Witches, unlike zombies, werewolves and vampires, have a very real origin in history. The idea of “witches” as hags who had sold their souls to the devil was a part of a concerted campaign of misogyny that pervaded the European Renaissance. As Europe’s elite — read: men — strove for greater knowledge of the world, they revolted against the women who had, for centuries, continued a tradition of herbal knowledge, midwifery and folk magic. Hundreds of thousands, if not millions, of women who threatened the power of a small club of insecure men were hanged and burned.

But the “burning times” as they are called, were just another chapter in a long history of witches and women who inspired this little girl to try to fly. We are taught history in a pretty simple way: from the beginning of “civilization.” But, despite what young Earth-ers might assume, people have been around for a long time. Hundreds of thousands of years. Those Paleolithic and Neolithic populations practiced religions. In an area ranging from central Europe to India, most religions centered on a figure historians have called the Great Goddess, as Merlin Stone stated in her seminal book on the subject, “God was a Woman.” Then things changed. Invaders who worshipped gods of the mountains and sky swept through the lands, subjugating and subsuming the Goddess culture, and sowing the seeds of “great civilizations.” This conquest is nearly forgotten in history, but it is remembered to this day in myth. The invaders told stories of how their god subdued the old goddess, a goddess of the Earth, eternity and transformation. In their stories, the god was a brave young hero and the goddess became, you guessed it, a dragon.

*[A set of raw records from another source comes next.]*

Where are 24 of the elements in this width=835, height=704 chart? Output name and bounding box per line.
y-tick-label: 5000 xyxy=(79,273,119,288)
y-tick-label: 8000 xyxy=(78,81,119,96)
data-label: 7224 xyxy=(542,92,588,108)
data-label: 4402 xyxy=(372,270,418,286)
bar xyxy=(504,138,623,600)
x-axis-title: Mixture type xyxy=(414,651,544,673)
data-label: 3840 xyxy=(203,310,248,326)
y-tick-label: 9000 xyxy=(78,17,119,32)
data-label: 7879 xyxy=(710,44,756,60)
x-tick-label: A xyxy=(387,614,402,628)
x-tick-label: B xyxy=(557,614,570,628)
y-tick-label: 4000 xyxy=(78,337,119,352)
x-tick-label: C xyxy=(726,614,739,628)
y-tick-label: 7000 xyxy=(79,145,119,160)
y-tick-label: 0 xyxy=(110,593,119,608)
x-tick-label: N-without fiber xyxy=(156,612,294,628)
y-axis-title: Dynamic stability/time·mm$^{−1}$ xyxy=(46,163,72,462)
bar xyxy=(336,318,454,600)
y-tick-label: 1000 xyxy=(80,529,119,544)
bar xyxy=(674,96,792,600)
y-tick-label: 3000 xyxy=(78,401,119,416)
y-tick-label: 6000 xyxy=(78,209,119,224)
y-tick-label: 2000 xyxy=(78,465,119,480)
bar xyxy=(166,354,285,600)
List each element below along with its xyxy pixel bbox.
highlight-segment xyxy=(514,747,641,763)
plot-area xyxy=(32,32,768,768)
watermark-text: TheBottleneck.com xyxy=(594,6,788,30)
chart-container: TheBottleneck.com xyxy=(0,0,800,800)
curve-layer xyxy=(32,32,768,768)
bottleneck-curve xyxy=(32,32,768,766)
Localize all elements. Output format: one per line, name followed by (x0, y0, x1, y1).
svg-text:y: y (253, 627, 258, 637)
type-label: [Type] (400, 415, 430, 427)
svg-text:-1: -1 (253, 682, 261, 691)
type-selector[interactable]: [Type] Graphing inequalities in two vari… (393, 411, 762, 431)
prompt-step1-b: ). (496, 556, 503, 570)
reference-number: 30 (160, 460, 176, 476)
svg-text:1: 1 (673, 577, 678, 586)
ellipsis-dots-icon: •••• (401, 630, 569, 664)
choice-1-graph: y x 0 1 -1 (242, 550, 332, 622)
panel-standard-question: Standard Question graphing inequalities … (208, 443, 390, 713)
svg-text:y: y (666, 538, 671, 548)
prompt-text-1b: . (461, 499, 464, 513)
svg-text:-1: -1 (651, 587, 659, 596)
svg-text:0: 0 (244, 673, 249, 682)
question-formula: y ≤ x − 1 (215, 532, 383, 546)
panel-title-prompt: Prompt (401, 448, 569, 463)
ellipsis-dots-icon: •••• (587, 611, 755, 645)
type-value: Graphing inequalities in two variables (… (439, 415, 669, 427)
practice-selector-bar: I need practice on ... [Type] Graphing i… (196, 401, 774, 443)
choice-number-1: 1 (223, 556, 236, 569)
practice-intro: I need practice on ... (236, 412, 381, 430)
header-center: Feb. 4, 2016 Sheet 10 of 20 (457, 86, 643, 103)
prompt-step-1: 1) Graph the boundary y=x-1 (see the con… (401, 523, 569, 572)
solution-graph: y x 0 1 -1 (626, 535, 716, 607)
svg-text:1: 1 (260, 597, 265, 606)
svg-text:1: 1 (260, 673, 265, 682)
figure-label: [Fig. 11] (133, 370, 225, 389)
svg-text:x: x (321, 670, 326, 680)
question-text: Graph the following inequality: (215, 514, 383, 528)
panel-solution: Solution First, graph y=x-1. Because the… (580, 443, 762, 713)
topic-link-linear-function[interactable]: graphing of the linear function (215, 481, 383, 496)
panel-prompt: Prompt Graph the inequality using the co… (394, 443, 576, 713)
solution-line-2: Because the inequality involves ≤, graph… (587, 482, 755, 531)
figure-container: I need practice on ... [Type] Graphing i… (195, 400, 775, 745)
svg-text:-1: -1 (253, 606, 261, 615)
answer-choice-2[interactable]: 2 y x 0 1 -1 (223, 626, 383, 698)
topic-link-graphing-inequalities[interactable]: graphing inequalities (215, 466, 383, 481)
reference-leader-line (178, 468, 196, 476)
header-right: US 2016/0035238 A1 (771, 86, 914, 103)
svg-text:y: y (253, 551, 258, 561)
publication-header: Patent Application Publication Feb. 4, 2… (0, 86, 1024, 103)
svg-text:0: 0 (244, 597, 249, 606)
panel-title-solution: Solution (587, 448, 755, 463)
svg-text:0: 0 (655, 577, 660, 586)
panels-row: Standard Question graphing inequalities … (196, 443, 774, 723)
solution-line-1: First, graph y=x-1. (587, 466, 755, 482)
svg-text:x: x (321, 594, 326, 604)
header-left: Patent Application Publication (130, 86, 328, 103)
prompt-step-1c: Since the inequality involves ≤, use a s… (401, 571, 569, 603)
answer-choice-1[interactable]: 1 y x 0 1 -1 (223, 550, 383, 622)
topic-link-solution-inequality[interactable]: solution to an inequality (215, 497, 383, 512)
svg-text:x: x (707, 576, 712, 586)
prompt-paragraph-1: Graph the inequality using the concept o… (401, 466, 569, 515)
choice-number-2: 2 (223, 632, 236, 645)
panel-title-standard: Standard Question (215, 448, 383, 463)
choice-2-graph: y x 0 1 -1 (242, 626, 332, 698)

Over the years the icons of the old Goddess filtered down to us. The dragon was the ultimate evil; another name for the devil. The goddess became a witch, the servant of the devil. The embodiment of female independence and power was reduced to the sexual subject of a man. Objects of magic, cones of power, and cleansing brooms became the witches’ garb. Sacred pagan days, such as Samhain, became the witches’ night. Witches flew over and danced in the light of the celestial emblem of the feminine — the moon.

The feminine, transformative, nourishing Earth was the first goddess. She was the first villain and the first dragon. To a weird little girl, she was also the first story I ever loved. I’ve loved witches ever since Maleficent. I’ve sought them out in fiction and in reality. I loved them so much that I became one.

As you’re enjoying your candy corn and pumpkin spice mai tai this Halloween, take a minute to reflect on the witches and the dragon. Consider the significance of horror being personified as a woman who has power and no need for a man or a god. Think about the dragons deep in the mountains hiding troves of secrets. And when you see a little girl in a pointy hat, remember that she is a goddess.